Even if his name is not, Adrian Mauriks’s public sculptures will be familiar to many Australians. As they are in every major Australian cities — in Melbourne, there are sculptures in the Docklands, in Laverton, and Richmond.
From multimedia installations to spiky, monumental forms and then curving smooth white biomorphic creations; Mauriks was a prolific artist who kept on developing his art rather than reproducing the more of the same kind of works.
Influenced by Arp Mauriks’s white curving sculptures with their organic forms were surrealist without being pretentious, for this was not surrealism of hyperreal dreams but the poetic totems. Landscapes of surreal white gardens with gateways and organic growths. Maurik’s Silence, 2001, commissioned by MAB Corp for Docklands, New Quay precinct, Melbourne is part of this later body of work.

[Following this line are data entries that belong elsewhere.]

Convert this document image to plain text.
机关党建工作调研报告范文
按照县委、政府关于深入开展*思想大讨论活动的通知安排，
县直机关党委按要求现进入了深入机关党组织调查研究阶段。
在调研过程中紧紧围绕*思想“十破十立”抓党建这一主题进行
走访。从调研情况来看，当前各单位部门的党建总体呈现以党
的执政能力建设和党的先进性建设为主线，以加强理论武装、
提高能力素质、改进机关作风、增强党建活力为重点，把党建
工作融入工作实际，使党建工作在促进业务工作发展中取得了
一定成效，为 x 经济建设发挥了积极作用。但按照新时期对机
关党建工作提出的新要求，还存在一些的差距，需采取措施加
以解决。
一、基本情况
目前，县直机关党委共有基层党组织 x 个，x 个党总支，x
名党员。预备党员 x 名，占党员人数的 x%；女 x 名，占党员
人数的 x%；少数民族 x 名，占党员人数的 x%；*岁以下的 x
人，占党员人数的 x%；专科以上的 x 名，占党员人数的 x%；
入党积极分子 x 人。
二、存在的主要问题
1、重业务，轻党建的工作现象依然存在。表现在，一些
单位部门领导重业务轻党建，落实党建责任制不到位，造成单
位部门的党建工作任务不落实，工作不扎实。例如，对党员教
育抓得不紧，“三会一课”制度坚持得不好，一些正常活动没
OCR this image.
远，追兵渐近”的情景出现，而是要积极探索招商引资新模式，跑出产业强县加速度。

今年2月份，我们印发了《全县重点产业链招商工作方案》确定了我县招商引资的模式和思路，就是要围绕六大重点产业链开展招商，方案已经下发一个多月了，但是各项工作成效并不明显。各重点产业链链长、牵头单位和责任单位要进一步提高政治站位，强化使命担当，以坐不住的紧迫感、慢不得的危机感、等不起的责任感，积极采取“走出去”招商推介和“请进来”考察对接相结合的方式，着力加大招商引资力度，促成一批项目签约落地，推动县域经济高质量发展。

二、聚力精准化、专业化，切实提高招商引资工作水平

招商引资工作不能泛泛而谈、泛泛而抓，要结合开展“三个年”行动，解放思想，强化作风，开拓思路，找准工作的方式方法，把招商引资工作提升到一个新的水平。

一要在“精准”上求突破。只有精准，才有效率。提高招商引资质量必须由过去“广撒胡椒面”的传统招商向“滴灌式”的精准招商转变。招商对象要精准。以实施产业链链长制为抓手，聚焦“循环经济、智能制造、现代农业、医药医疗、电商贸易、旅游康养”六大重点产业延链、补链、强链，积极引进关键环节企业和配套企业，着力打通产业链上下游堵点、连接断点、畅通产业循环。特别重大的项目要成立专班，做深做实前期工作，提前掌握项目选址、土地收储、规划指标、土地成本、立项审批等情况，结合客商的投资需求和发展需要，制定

A teenage Adrian Mauriks arrived in Australia in 1957 from Holland. He went on to get undergraduate and post-graduate degrees at the Victorian College of the Arts. Through his teaching at various tertiary institutes, including the University of Melbourne and Ballarat University he influenced many young artists. But it will be his many sculptures that will be his longest lasting legacy, a legacy that is not for an exclusive few but everyone, for people like me have never met him, but who enjoy his art.
July 31st, 2020 at 1:38 PM
I hadn’t heard of him before this. I’m eager to look into his oeuvre and see more. Especially since you’ve described his style as being rather anarchic and constantly changing.
July 31st, 2020 at 2:29 PM
Mauriks had more dramatic shifts from black to white, from rectalinar to curved, rather than a constantly changing style.